Finding the general solution of the given differential equation

[bigu01]

y"+2y'+y=2e^-t
I tried to find the solution for this nonhomogenous diff. Equation but i could not. First i took a function Y(t)=Ae^-t but i was getting 0=2e^-t.
To get rid of that i took another y'+y=2e^-t and found the solution y=2te^-t + ce^-t. Noticed that first part of this finding is solution of my nonhomogenous diff equation so i took another function Y(t)=Ate^-t but then again i am finding the same answer, i need some tips on how to continue. The general solution for this equation as homogenous equation has repeated roots.

 

[ShayanJ]

When the characteristic equation has repeated roots,the answer is Ae^{qt}+Bte^{qt}.
For finding the particular solution,take y_p=f(t)e^{-t} and try finding f(t).

 

[CAF123]

... Noticed that first part of this finding is solution of my nonhomogenous diff equation so i took another function Y(t)=Ate^-t but then again i am finding the same answer...

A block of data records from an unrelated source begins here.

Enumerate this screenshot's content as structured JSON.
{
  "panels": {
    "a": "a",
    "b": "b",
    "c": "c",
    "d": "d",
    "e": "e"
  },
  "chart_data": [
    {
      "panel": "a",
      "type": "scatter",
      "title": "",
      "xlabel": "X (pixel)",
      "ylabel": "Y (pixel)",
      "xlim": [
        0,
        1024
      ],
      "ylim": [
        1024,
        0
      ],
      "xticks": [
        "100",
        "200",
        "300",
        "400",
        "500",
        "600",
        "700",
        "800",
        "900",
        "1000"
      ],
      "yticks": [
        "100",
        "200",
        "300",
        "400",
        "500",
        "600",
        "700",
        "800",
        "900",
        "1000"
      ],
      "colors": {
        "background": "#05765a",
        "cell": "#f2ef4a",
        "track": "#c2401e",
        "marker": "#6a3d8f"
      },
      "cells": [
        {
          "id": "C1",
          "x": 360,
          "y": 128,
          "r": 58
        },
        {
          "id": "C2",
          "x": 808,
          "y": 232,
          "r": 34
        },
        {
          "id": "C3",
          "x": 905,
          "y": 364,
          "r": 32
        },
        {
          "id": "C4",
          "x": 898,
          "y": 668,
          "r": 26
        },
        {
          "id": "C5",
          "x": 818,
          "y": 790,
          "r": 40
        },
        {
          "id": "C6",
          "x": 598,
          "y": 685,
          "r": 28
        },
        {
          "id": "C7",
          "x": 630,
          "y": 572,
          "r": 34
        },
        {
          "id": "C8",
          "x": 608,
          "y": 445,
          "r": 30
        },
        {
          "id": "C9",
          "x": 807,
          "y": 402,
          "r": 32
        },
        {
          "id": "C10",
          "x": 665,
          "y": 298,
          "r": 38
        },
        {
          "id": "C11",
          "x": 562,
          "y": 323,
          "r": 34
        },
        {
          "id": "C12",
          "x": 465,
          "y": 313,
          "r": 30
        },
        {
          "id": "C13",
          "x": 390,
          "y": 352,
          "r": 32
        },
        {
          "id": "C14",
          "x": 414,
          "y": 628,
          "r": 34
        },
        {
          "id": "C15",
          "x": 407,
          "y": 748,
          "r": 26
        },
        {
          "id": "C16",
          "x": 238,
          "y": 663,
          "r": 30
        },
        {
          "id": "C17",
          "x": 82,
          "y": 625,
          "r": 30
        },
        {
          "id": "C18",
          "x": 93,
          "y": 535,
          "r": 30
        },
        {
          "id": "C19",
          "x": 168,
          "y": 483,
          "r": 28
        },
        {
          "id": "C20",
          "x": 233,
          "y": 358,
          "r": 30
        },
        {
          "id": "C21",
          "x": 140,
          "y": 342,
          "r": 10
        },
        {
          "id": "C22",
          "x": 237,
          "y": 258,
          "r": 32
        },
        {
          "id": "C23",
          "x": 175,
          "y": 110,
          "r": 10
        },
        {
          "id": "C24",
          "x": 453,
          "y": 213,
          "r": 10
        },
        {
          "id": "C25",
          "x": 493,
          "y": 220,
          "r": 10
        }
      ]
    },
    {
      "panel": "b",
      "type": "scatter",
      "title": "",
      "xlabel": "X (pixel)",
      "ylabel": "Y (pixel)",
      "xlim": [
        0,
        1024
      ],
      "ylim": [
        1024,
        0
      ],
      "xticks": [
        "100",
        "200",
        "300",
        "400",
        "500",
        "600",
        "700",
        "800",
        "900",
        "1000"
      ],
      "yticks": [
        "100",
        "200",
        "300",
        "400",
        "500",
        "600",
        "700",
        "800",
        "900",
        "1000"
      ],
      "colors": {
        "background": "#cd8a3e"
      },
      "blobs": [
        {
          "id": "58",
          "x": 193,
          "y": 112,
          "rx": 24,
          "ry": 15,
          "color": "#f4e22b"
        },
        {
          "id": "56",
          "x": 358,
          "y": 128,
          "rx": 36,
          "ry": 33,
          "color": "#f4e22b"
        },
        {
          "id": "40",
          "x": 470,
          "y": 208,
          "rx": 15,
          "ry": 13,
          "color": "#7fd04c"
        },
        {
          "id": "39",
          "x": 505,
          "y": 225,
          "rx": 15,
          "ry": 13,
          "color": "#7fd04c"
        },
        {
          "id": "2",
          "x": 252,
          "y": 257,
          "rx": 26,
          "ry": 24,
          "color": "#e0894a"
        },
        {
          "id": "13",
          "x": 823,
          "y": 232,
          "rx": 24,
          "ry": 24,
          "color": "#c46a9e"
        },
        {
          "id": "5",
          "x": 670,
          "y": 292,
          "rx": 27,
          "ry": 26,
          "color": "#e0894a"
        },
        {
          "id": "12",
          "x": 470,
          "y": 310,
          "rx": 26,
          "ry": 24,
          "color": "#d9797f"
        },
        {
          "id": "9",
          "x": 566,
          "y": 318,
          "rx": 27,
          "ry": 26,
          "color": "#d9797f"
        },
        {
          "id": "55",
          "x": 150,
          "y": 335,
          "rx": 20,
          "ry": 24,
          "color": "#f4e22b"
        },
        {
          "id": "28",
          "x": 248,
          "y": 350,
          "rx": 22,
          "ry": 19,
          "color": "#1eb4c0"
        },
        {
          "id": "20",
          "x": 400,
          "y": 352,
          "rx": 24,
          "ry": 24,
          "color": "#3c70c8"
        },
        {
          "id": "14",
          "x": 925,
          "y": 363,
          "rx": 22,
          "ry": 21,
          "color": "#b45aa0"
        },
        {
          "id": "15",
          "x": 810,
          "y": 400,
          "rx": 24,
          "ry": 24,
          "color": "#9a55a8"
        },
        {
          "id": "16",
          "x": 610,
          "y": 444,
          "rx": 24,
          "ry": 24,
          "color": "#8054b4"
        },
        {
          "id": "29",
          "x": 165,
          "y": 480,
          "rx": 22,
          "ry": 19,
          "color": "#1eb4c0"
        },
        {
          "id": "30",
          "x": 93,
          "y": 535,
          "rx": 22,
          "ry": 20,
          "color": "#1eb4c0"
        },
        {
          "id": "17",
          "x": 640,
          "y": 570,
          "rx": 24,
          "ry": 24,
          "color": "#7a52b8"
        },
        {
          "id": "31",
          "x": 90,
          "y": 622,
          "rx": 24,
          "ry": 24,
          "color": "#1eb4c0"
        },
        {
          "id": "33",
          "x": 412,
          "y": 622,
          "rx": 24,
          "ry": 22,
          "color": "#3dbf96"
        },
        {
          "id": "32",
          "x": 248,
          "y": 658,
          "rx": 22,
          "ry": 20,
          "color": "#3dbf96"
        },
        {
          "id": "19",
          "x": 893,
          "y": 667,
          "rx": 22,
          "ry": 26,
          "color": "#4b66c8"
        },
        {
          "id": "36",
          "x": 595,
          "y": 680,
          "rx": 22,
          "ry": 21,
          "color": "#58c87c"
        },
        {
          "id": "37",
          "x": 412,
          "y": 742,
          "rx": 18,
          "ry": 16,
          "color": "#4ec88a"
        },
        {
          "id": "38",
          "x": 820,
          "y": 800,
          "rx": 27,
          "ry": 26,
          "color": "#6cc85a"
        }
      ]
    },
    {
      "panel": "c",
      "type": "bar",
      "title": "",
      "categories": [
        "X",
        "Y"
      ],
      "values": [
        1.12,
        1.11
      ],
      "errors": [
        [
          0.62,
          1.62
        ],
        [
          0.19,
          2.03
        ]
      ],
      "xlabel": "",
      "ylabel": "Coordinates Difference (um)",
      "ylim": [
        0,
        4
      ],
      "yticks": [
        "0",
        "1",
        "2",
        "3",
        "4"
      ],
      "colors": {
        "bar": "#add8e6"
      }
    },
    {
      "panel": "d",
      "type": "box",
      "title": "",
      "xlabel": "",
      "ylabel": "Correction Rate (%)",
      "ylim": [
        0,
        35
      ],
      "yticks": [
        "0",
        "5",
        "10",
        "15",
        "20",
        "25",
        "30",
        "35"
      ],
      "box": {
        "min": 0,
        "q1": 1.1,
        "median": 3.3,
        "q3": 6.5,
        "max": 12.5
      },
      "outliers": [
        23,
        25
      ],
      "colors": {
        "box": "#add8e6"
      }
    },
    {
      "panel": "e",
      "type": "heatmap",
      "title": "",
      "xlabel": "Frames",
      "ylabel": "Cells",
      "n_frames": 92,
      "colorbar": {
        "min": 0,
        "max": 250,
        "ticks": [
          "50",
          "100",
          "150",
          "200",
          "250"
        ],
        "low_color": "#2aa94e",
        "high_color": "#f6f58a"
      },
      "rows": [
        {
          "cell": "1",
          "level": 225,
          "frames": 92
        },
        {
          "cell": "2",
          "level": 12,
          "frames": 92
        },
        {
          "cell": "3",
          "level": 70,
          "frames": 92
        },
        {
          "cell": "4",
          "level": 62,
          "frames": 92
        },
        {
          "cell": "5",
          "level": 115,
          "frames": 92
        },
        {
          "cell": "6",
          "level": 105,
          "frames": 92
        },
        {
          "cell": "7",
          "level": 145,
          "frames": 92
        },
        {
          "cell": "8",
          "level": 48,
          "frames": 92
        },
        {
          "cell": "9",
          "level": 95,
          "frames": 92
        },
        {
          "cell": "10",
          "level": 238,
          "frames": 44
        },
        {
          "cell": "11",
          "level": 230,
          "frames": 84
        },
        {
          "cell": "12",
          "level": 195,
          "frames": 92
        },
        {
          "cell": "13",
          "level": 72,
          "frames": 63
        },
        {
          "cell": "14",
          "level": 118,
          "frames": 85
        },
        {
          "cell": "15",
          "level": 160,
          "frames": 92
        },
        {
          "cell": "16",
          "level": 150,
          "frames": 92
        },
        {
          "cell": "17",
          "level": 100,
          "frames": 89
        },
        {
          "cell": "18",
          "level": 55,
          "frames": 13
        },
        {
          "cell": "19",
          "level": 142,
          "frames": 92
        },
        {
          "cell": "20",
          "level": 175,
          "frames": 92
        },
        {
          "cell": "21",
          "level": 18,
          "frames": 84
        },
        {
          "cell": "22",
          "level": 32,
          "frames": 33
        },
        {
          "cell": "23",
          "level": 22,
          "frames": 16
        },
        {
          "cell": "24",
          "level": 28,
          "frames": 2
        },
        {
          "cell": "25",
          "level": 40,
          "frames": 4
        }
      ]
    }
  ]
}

The homogeneous differential equation is second order and so the general solution is composed of two linearly independent pieces. One of those pieces is precisely of the form Y(t) = Ate^-t, so subbing this in as a particular solution is redundant. You have to look for another form.

 

[bigu01]

I multiplied my function by t^2, since by multiplying only by t was not working, and it worked.